Ich bin daher überzeugt, dass wir uns von jeder fixen Idee lösen müssen, wie ein gerade entstehendes Quartier in fünf oder zehn Jahren auszusehen hat. Wir dürfen nicht behaupten oder gar damit werben, dass wir es als Immobilienbranche selbst in der Hand hätten, Urbanität zu erzeugen. Urbanität entsteht in erster Linie durch Interaktion der Nutzer. Wir können maximal die Bedingungen dafür schaffen, dass das Areal sich von selbst weiterentwickelt und mit der Zeit eine Anziehungskraft entfaltet, die es zu einem lebendigen und nachgefragten Stück Stadt machen. Das gilt für gemischte Quartiere mit Kombinationen aus Wohnen, Büroarbeit, Handel und Freizeit genauso wie für urbane Gewerbequartiere, in denen neben Büros vor allem Forschung und Entwicklung sowie Produktion und Logistik Platz haben.
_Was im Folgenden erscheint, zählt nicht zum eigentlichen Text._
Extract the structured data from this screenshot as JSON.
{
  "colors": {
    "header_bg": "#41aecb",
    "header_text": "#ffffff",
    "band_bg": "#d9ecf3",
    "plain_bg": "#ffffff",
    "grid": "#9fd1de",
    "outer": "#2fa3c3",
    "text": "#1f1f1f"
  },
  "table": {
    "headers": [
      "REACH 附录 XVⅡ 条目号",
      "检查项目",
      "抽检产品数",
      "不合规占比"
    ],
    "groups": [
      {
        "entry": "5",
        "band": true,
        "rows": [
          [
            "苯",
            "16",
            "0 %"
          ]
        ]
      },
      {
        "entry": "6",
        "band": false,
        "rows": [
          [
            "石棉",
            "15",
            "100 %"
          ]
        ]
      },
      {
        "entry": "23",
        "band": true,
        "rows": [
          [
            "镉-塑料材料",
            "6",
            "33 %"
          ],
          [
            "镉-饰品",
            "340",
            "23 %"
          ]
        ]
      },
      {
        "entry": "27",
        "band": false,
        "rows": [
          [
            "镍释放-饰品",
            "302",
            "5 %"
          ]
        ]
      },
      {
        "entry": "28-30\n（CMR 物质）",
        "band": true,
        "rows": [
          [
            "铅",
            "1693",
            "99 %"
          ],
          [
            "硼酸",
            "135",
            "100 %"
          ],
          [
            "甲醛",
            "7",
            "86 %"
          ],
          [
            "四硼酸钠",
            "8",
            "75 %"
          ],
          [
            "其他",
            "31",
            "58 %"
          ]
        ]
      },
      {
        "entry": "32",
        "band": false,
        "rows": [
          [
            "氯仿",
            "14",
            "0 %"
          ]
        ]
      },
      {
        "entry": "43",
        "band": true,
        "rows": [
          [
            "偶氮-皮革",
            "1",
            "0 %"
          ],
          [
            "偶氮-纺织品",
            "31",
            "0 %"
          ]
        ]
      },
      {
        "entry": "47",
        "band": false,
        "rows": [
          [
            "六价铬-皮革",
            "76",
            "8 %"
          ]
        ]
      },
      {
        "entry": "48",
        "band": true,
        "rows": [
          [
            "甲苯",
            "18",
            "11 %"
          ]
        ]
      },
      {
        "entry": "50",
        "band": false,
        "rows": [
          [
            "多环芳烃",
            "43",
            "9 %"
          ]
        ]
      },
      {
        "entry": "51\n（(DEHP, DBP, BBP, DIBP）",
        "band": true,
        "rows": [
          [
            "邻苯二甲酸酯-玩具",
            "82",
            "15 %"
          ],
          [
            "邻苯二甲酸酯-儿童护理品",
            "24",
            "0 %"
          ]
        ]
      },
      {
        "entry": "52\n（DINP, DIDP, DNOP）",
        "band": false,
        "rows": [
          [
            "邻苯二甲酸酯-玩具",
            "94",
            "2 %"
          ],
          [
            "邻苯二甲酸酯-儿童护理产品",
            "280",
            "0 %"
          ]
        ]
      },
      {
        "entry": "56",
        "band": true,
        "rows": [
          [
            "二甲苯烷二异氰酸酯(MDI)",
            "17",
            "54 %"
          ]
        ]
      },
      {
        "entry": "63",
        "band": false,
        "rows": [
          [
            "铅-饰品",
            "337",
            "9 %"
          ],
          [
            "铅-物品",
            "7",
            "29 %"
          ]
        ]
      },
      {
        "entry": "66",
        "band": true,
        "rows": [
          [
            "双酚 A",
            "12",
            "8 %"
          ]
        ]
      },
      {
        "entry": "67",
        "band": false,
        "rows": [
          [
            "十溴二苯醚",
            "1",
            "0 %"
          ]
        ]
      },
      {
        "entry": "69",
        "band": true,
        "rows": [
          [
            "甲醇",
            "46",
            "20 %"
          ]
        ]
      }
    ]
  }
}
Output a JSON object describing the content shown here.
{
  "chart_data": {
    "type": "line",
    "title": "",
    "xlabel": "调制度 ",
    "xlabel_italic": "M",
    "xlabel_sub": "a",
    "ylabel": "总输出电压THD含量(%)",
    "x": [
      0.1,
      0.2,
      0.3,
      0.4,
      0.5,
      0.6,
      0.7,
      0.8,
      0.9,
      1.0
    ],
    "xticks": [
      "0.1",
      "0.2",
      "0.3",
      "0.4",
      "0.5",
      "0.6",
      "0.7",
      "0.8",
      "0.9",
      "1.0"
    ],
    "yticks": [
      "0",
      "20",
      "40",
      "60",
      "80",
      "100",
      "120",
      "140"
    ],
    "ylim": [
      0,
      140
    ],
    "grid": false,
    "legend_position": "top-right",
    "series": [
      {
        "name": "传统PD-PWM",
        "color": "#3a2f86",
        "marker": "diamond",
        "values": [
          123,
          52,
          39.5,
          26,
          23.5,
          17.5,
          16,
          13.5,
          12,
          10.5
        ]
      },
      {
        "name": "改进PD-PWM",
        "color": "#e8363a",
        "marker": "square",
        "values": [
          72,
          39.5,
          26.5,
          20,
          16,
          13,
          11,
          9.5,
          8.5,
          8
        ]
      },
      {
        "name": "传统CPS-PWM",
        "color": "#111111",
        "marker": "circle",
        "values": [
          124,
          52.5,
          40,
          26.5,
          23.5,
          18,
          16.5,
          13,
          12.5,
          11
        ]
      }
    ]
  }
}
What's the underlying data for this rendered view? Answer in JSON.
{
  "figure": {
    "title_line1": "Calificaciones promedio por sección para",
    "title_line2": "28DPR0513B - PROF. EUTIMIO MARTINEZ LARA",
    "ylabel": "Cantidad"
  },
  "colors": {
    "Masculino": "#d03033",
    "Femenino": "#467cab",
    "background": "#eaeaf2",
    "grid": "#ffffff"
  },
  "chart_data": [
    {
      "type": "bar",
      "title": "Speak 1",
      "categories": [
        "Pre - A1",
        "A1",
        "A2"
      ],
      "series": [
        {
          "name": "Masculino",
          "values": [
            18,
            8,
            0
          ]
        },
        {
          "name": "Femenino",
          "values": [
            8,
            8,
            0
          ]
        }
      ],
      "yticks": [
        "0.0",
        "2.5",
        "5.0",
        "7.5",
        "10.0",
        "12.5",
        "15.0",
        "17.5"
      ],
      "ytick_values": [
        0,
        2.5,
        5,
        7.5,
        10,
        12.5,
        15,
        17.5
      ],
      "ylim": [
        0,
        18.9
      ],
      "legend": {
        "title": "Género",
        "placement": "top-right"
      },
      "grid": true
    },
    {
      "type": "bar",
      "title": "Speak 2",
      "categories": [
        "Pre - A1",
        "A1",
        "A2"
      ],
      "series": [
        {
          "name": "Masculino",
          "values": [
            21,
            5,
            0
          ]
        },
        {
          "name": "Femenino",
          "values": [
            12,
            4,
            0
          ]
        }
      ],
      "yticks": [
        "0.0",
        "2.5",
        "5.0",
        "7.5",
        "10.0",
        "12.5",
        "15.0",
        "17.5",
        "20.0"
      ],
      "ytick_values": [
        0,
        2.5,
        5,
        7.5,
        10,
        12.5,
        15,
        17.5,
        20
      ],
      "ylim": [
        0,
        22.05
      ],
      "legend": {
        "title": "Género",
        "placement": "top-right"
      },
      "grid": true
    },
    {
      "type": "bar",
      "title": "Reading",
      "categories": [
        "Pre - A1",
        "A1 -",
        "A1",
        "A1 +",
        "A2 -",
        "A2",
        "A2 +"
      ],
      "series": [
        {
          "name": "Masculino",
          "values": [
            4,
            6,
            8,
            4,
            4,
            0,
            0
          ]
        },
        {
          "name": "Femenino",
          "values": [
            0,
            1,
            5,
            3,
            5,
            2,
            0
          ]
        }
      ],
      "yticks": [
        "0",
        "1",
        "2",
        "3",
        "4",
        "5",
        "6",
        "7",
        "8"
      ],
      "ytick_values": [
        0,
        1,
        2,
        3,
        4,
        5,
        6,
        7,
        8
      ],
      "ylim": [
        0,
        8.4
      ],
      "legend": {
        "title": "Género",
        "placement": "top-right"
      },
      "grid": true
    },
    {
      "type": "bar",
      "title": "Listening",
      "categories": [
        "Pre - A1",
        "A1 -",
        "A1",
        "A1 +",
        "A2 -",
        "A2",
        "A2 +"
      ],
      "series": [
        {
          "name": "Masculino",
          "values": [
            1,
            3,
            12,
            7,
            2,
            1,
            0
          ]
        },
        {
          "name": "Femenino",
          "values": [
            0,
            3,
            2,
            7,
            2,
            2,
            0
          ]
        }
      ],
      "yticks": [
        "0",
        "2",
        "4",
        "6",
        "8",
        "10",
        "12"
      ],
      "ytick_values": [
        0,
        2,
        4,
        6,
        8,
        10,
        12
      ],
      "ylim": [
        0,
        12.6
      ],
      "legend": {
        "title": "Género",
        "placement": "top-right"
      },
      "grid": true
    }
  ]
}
Die Immobilien, die auf den Arealen entstehen, sollten offen und flexibel, sprich robust genug für Veränderung sein. Und das Ensemble sollte sich auch baulich-räumlich nicht von seinem Umfeld und der Nachbarschaft abgrenzen. Auch sollten die Mieteinheiten einander zugerichtet sein. Denn es lässt sich zumindest planen, dass es Orte für Begegnungen geben wird.

Mir gefällt auch die Idee von einem Manager, der sich – vergleichbar einem Centermanager – um das Quartier kümmert. Er sollte sich als guter Gastgeber verstehen und den Anspruch haben, dass sich jeder wohlfühlt und willkommen ist. Oder mit anderen Worten: Die Perspektive der Immobilienwirtschaft sollte nicht auf der B2B-Ebene enden, sondern den Endnutzer mit einschließen.

Dieser Artikel erschien am 13.8. in der IMMOBILIEN ZEITUNG.